Although devices have been developed to help people recreate speech by tracking eye or facial muscle movements, the process is laborious for users and the synthesized speech is extremely slow. Such devices typically produce up to ten words a minute compared to the 150 words a minute possible with natural speech.
Turning brain signals into speech
Normally, our thoughts are converted by the brain into movements of the lips, jaw, tongue, and larynx to enable us to produce the required words. Now, scientists have used these brain signals to create a computer-simulated vocal tract that can generate speech through a synthesizer.
The technology was tested in five volunteers with epilepsy who were able to speak normally. The volunteers were all due to have electrodes temporarily implanted in their brains to map the source of their seizures before undergoing corrective neurosurgery. This meant that the experimental speech synthesis device could be tested without the need for an additional invasive procedure.
Activity in the regions of the brain involved in language production was tracked as the volunteers read out hundreds of sentences aloud.
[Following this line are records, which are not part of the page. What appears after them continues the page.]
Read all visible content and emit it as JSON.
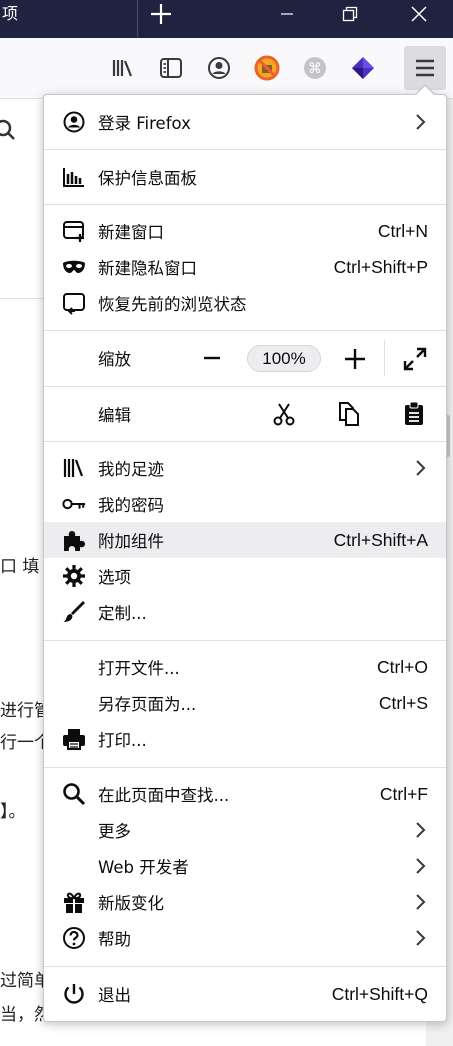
{
  "window": {
    "tab_fragment": "项",
    "new_tab_glyph": "+"
  },
  "toolbar": {
    "icons": [
      "library-icon",
      "sidebar-icon",
      "account-icon",
      "extension-blocker-icon",
      "extension-cmd-icon",
      "extension-cube-icon",
      "hamburger-menu-icon"
    ]
  },
  "background_text": {
    "line1": "口 填",
    "line2": "进行管",
    "line3": "行一个",
    "line4": "】。",
    "line5": "过简单",
    "line6": "当，然"
  },
  "menu": {
    "sign_in": "登录 Firefox",
    "protections": "保护信息面板",
    "new_window": {
      "label": "新建窗口",
      "shortcut": "Ctrl+N"
    },
    "private_window": {
      "label": "新建隐私窗口",
      "shortcut": "Ctrl+Shift+P"
    },
    "restore_session": "恢复先前的浏览状态",
    "zoom": {
      "label": "缩放",
      "value": "100%"
    },
    "edit": {
      "label": "编辑"
    },
    "library": "我的足迹",
    "passwords": "我的密码",
    "addons": {
      "label": "附加组件",
      "shortcut": "Ctrl+Shift+A"
    },
    "options": "选项",
    "customize": "定制...",
    "open_file": {
      "label": "打开文件...",
      "shortcut": "Ctrl+O"
    },
    "save_page": {
      "label": "另存页面为...",
      "shortcut": "Ctrl+S"
    },
    "print": "打印...",
    "find": {
      "label": "在此页面中查找...",
      "shortcut": "Ctrl+F"
    },
    "more": "更多",
    "web_developer": "Web 开发者",
    "whats_new": "新版变化",
    "help": "帮助",
    "quit": {
      "label": "退出",
      "shortcut": "Ctrl+Shift+Q"
    }
  },
  "colors": {
    "titlebar": "#202340",
    "hover_row": "#ededf0",
    "extension_red": "#e8632e",
    "extension_purple": "#4b2dbf"
  }
}
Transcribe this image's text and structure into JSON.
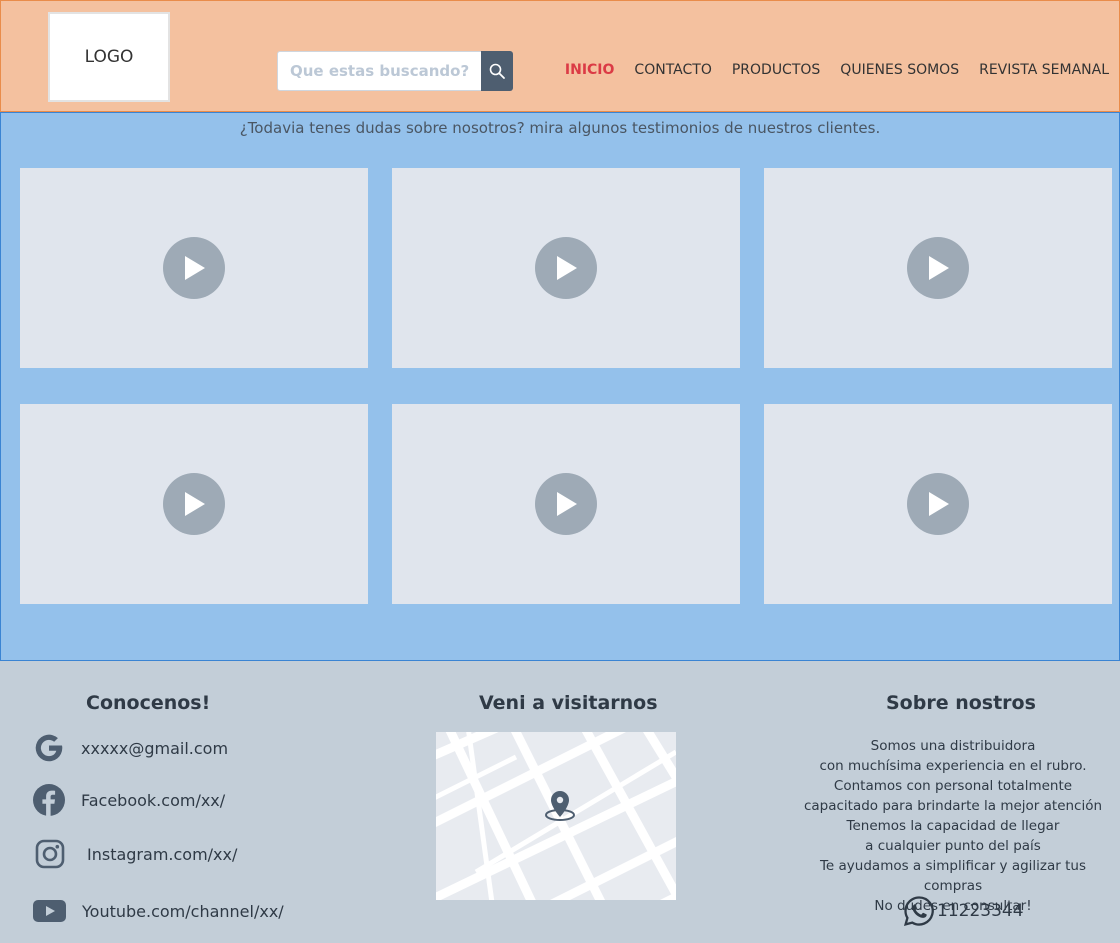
{
  "header": {
    "logo_text": "LOGO",
    "search": {
      "placeholder": "Que estas buscando?..."
    },
    "nav": [
      {
        "label": "INICIO",
        "active": true
      },
      {
        "label": "CONTACTO"
      },
      {
        "label": "PRODUCTOS"
      },
      {
        "label": "QUIENES SOMOS"
      },
      {
        "label": "REVISTA SEMANAL"
      }
    ]
  },
  "testimonials": {
    "intro": "¿Todavia tenes dudas sobre nosotros? mira algunos testimonios de nuestros clientes.",
    "videos": [
      "play-icon",
      "play-icon",
      "play-icon",
      "play-icon",
      "play-icon",
      "play-icon"
    ]
  },
  "footer": {
    "social": {
      "title": "Conocenos!",
      "items": [
        {
          "icon": "google-icon",
          "text": "xxxxx@gmail.com"
        },
        {
          "icon": "facebook-icon",
          "text": "Facebook.com/xx/"
        },
        {
          "icon": "instagram-icon",
          "text": "Instagram.com/xx/"
        },
        {
          "icon": "youtube-icon",
          "text": "Youtube.com/channel/xx/"
        }
      ]
    },
    "visit": {
      "title": "Veni a visitarnos",
      "icon": "map-pin-icon"
    },
    "about": {
      "title": "Sobre nostros",
      "lines": [
        "Somos una distribuidora",
        "con muchísima experiencia en el rubro.",
        "Contamos con personal totalmente",
        "capacitado para brindarte la mejor atención",
        "Tenemos la capacidad de llegar",
        "a cualquier punto del país",
        "Te ayudamos a simplificar y agilizar tus compras",
        "No dudes en consultar!"
      ],
      "phone": "11223344",
      "phone_icon": "whatsapp-icon"
    }
  },
  "colors": {
    "header_bg": "#f4c19f",
    "testimonials_bg": "#94c1eb",
    "footer_bg": "#c3ced8",
    "nav_active": "#db3b45"
  }
}
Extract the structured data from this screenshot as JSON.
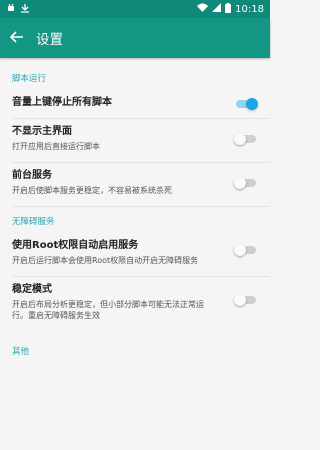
{
  "status_bar": {
    "time": "10:18"
  },
  "app_bar": {
    "title": "设置",
    "back_icon": "arrow-left-icon"
  },
  "sections": {
    "script_run": "脚本运行",
    "accessibility": "无障碍服务",
    "other": "其他"
  },
  "settings": {
    "volume_stop": {
      "title": "音量上键停止所有脚本",
      "subtitle": "",
      "enabled": true
    },
    "hide_main": {
      "title": "不显示主界面",
      "subtitle": "打开应用后直接运行脚本",
      "enabled": false
    },
    "foreground": {
      "title": "前台服务",
      "subtitle": "开启后使脚本服务更稳定，不容易被系统杀死",
      "enabled": false
    },
    "root_enable": {
      "title": "使用Root权限自动启用服务",
      "subtitle": "开启后运行脚本会使用Root权限自动开启无障碍服务",
      "enabled": false
    },
    "stable_mode": {
      "title": "稳定模式",
      "subtitle": "开启后布局分析更稳定，但小部分脚本可能无法正常运行。重启无障碍服务生效",
      "enabled": false
    }
  },
  "colors": {
    "status_bar": "#0f8a7a",
    "app_bar": "#149685",
    "section_header": "#2aa7b3",
    "switch_on": "#19a7e6"
  }
}
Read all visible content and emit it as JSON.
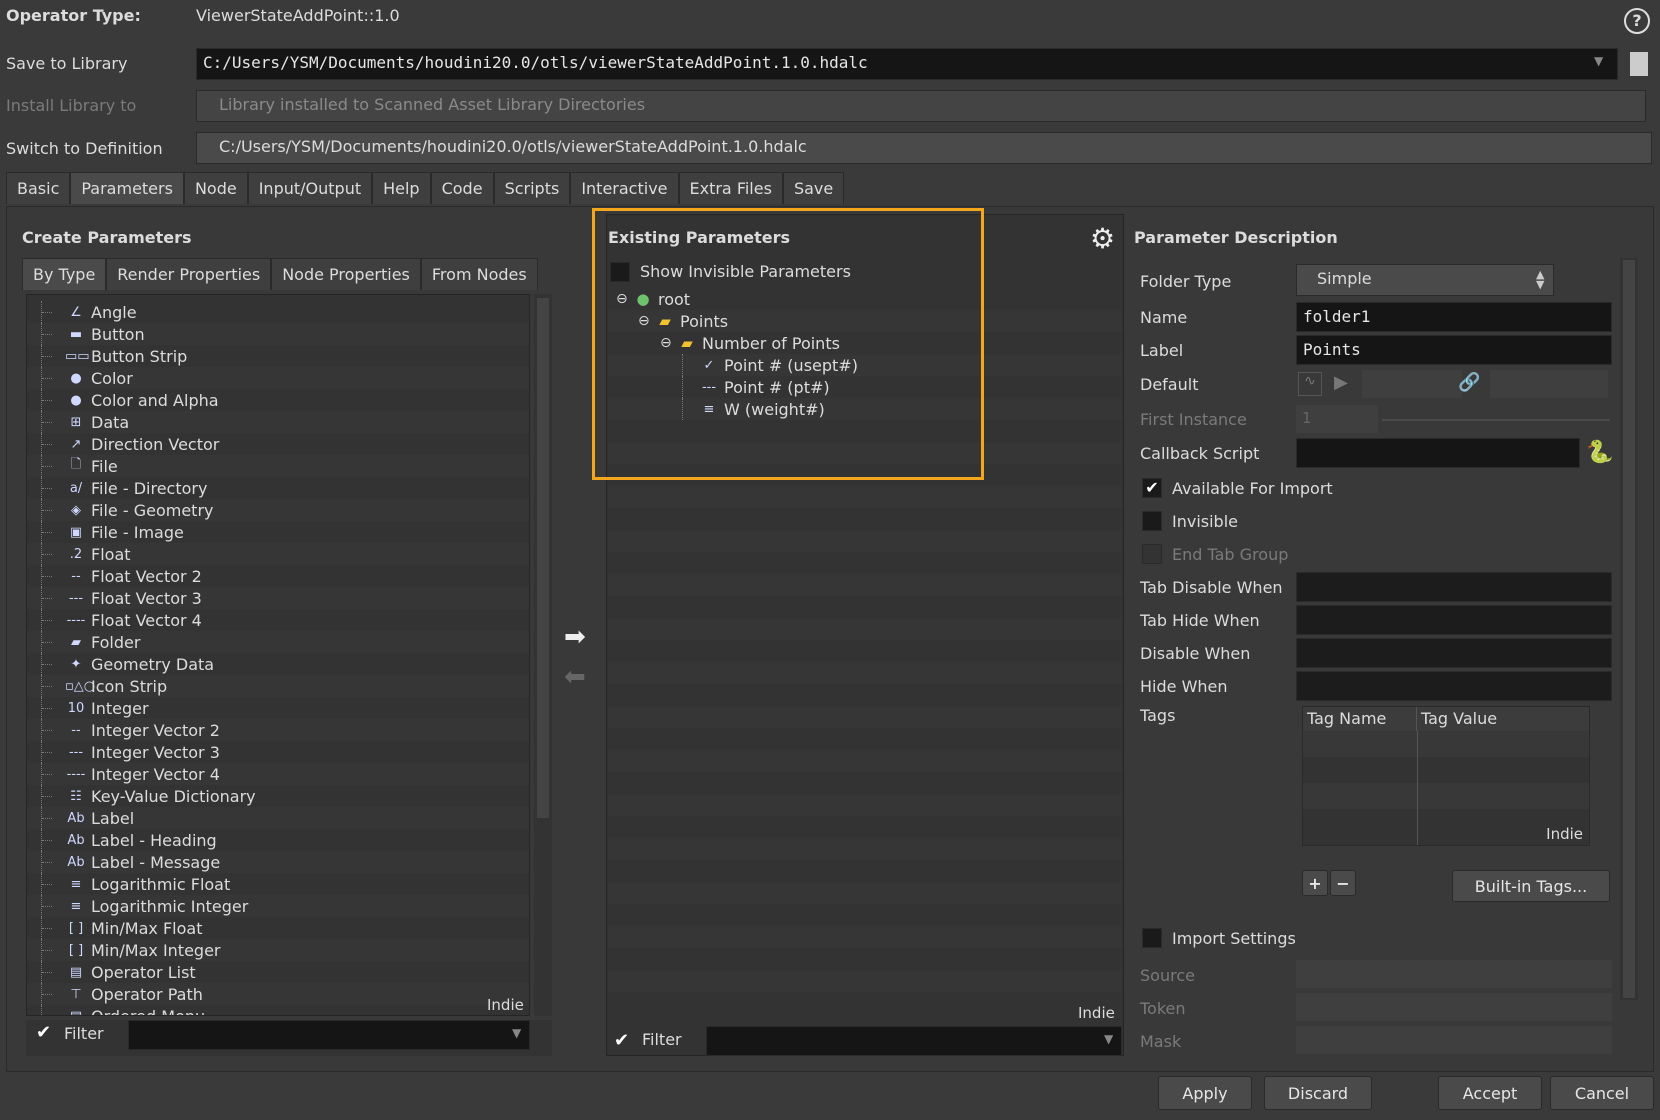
{
  "header": {
    "operator_type_label": "Operator Type:",
    "operator_type_value": "ViewerStateAddPoint::1.0",
    "save_to_library_label": "Save to Library",
    "save_to_library_value": "C:/Users/YSM/Documents/houdini20.0/otls/viewerStateAddPoint.1.0.hdalc",
    "install_library_label": "Install Library to",
    "install_library_value": "Library installed to Scanned Asset Library Directories",
    "switch_definition_label": "Switch to Definition",
    "switch_definition_value": "C:/Users/YSM/Documents/houdini20.0/otls/viewerStateAddPoint.1.0.hdalc",
    "help_icon": "?"
  },
  "main_tabs": [
    "Basic",
    "Parameters",
    "Node",
    "Input/Output",
    "Help",
    "Code",
    "Scripts",
    "Interactive",
    "Extra Files",
    "Save"
  ],
  "create_params": {
    "title": "Create Parameters",
    "tabs": [
      "By Type",
      "Render Properties",
      "Node Properties",
      "From Nodes"
    ],
    "items": [
      {
        "icon": "∠",
        "label": "Angle"
      },
      {
        "icon": "▬",
        "label": "Button"
      },
      {
        "icon": "▭▭",
        "label": "Button Strip"
      },
      {
        "icon": "●",
        "label": "Color"
      },
      {
        "icon": "●",
        "label": "Color and Alpha"
      },
      {
        "icon": "⊞",
        "label": "Data"
      },
      {
        "icon": "↗",
        "label": "Direction Vector"
      },
      {
        "icon": "🗋",
        "label": "File"
      },
      {
        "icon": "a/",
        "label": "File - Directory"
      },
      {
        "icon": "◈",
        "label": "File - Geometry"
      },
      {
        "icon": "▣",
        "label": "File - Image"
      },
      {
        "icon": ".2",
        "label": "Float"
      },
      {
        "icon": "--",
        "label": "Float Vector 2"
      },
      {
        "icon": "---",
        "label": "Float Vector 3"
      },
      {
        "icon": "----",
        "label": "Float Vector 4"
      },
      {
        "icon": "▰",
        "label": "Folder"
      },
      {
        "icon": "✦",
        "label": "Geometry Data"
      },
      {
        "icon": "▫△○",
        "label": "Icon Strip"
      },
      {
        "icon": "10",
        "label": "Integer"
      },
      {
        "icon": "--",
        "label": "Integer Vector 2"
      },
      {
        "icon": "---",
        "label": "Integer Vector 3"
      },
      {
        "icon": "----",
        "label": "Integer Vector 4"
      },
      {
        "icon": "☷",
        "label": "Key-Value Dictionary"
      },
      {
        "icon": "Ab",
        "label": "Label"
      },
      {
        "icon": "Ab",
        "label": "Label - Heading"
      },
      {
        "icon": "Ab",
        "label": "Label - Message"
      },
      {
        "icon": "≡",
        "label": "Logarithmic Float"
      },
      {
        "icon": "≡",
        "label": "Logarithmic Integer"
      },
      {
        "icon": "[ ]",
        "label": "Min/Max Float"
      },
      {
        "icon": "[ ]",
        "label": "Min/Max Integer"
      },
      {
        "icon": "▤",
        "label": "Operator List"
      },
      {
        "icon": "⊤",
        "label": "Operator Path"
      },
      {
        "icon": "▤",
        "label": "Ordered Menu"
      }
    ],
    "indie_label": "Indie",
    "filter_label": "Filter"
  },
  "existing_params": {
    "title": "Existing Parameters",
    "show_invisible_label": "Show Invisible Parameters",
    "tree": [
      {
        "label": "root",
        "level": 0
      },
      {
        "label": "Points",
        "level": 1
      },
      {
        "label": "Number of Points",
        "level": 2
      },
      {
        "label": "Point # (usept#)",
        "level": 3,
        "icon": "✓"
      },
      {
        "label": "Point # (pt#)",
        "level": 3,
        "icon": "---"
      },
      {
        "label": "W (weight#)",
        "level": 3,
        "icon": "≡"
      }
    ],
    "indie_label": "Indie",
    "filter_label": "Filter"
  },
  "param_desc": {
    "title": "Parameter Description",
    "folder_type_label": "Folder Type",
    "folder_type_value": "Simple",
    "name_label": "Name",
    "name_value": "folder1",
    "label_label": "Label",
    "label_value": "Points",
    "default_label": "Default",
    "first_instance_label": "First Instance",
    "first_instance_value": "1",
    "callback_label": "Callback Script",
    "available_import_label": "Available For Import",
    "invisible_label": "Invisible",
    "end_tab_group_label": "End Tab Group",
    "tab_disable_label": "Tab Disable When",
    "tab_hide_label": "Tab Hide When",
    "disable_when_label": "Disable When",
    "hide_when_label": "Hide When",
    "tags_label": "Tags",
    "tag_name_header": "Tag Name",
    "tag_value_header": "Tag Value",
    "indie_label": "Indie",
    "plus_label": "+",
    "minus_label": "−",
    "builtin_tags_label": "Built-in Tags...",
    "import_settings_label": "Import Settings",
    "source_label": "Source",
    "token_label": "Token",
    "mask_label": "Mask"
  },
  "footer": {
    "apply": "Apply",
    "discard": "Discard",
    "accept": "Accept",
    "cancel": "Cancel"
  }
}
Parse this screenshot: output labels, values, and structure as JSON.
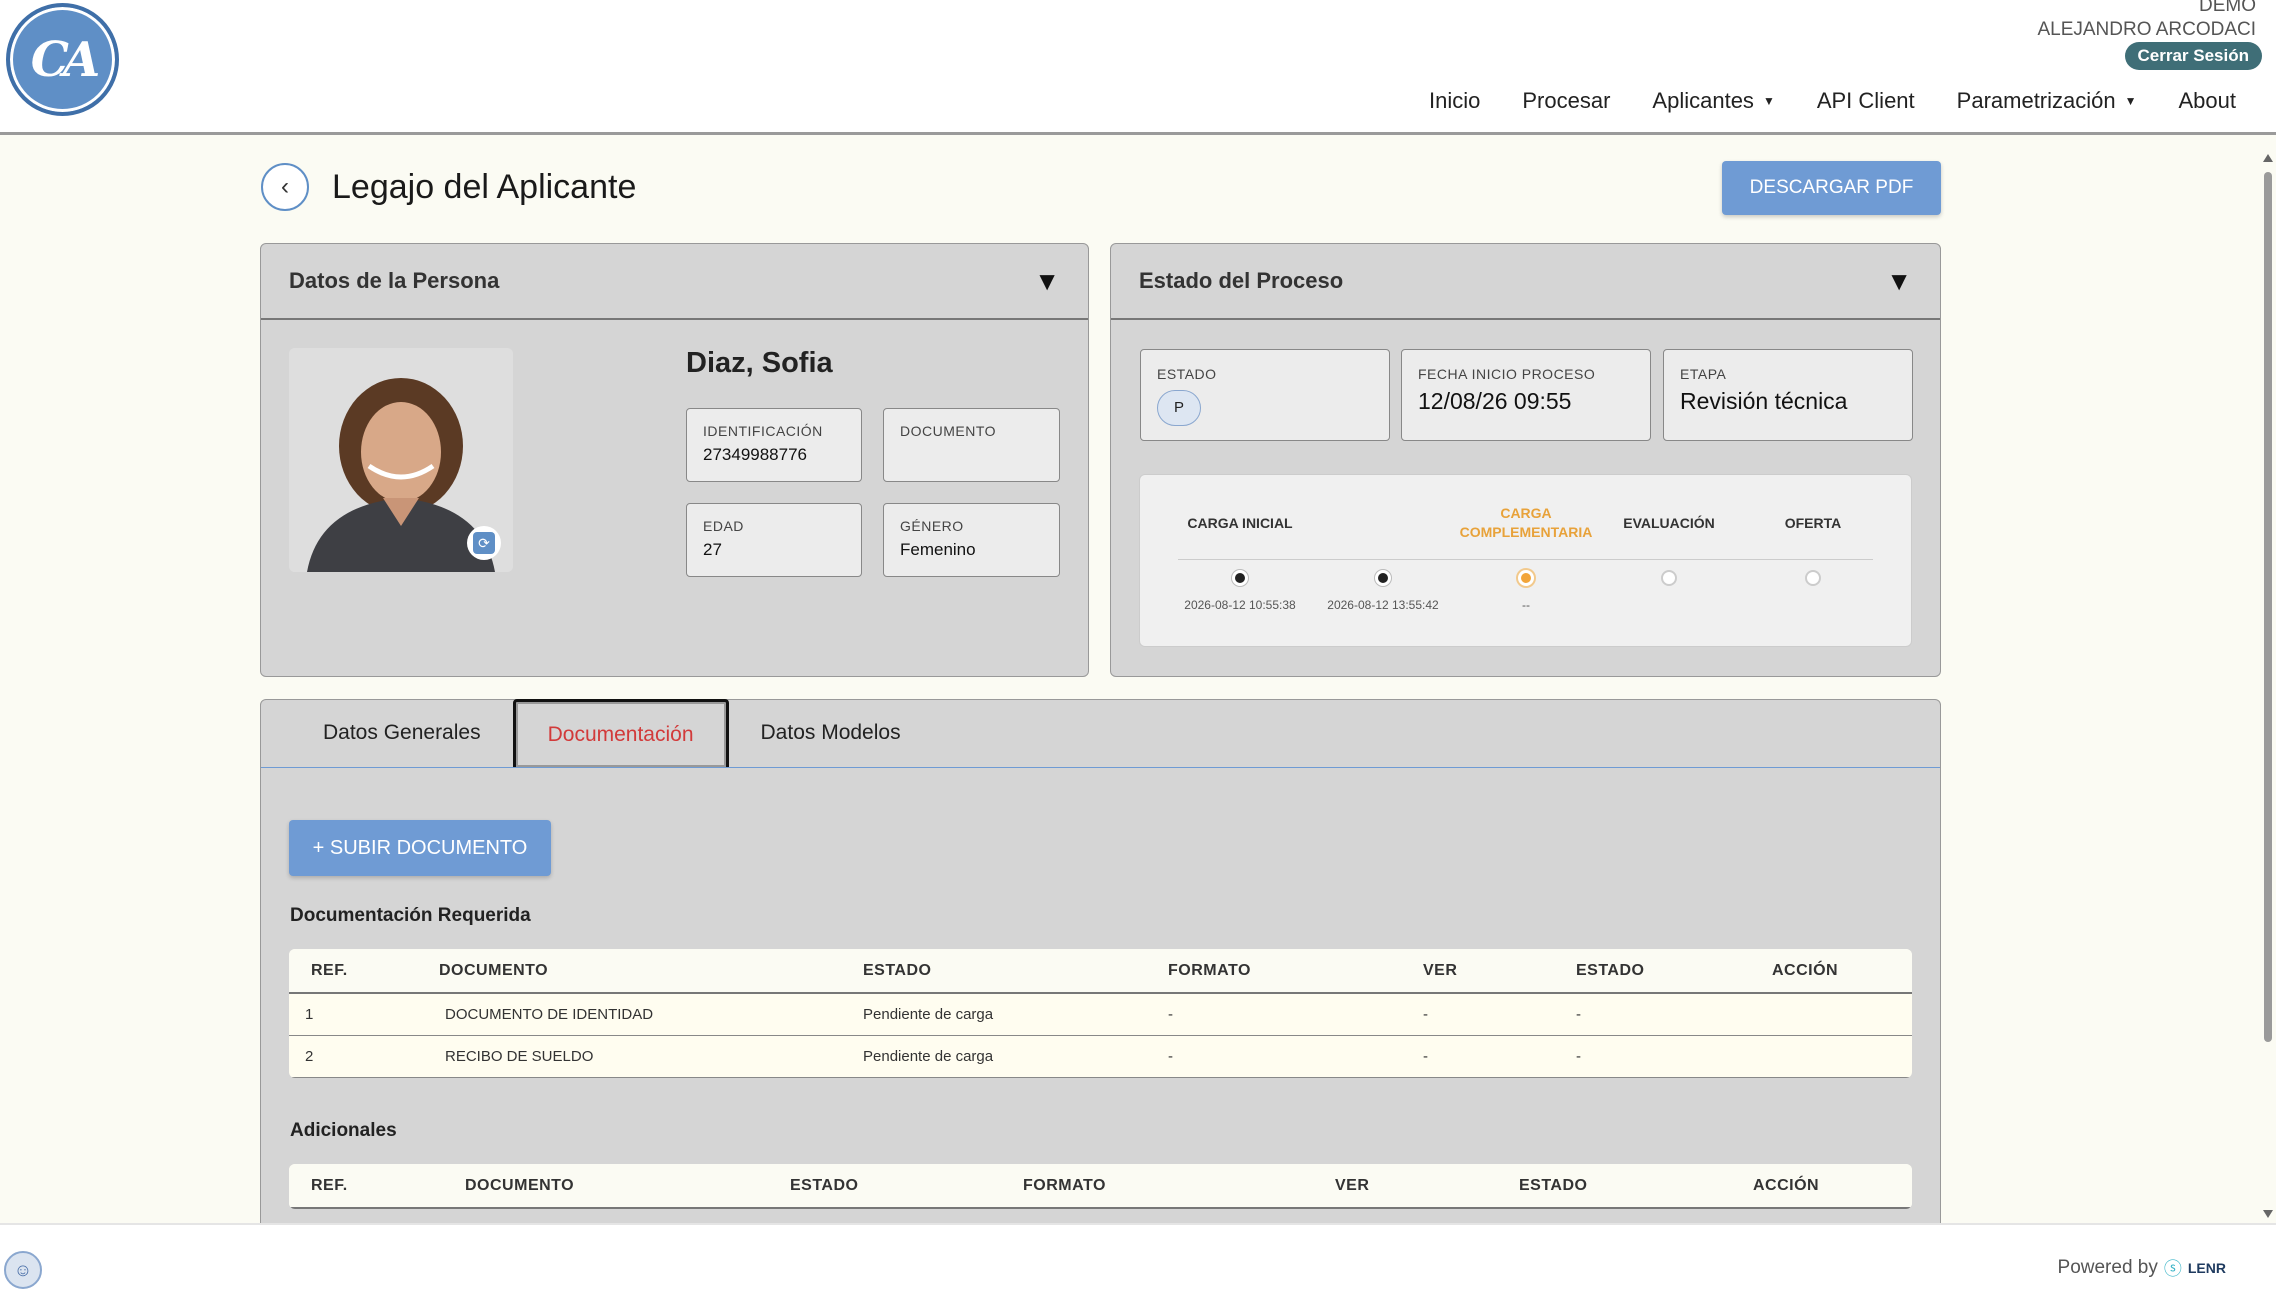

The recorded signals were then used to produce a “virtual vocal tract” for each participant that simulated the movements in the mouth and throat needed to form different sounds. This was then controlled by the volunteer’s brain activity and instructed a synthesizer to generate speech.
The researchers were ‘impressed’
The resultant speech was mostly intelligible, with listeners being able to discern what was being said up to 70 percent of the time. The speech was slurred in parts and some sounds were not pronounced correctly, but the scientists are confident that they can improve on this by optimizing the algorithms they used.
The technology did not work as well when the researchers tried to decode the brain activity directly into speech, without using a virtual vocal tract.
Co-author of the research Josh Chartier commented: “Clearly, there is more work to get this to be more natural and intelligible but we were very impressed by how much can be decoded from brain activity.”
We hope that these findings give hope to people with conditions that prevent them from expressing themselves that one day we will be able to restore the ability to communicate, which is such a fundamental part of who we are as humans”.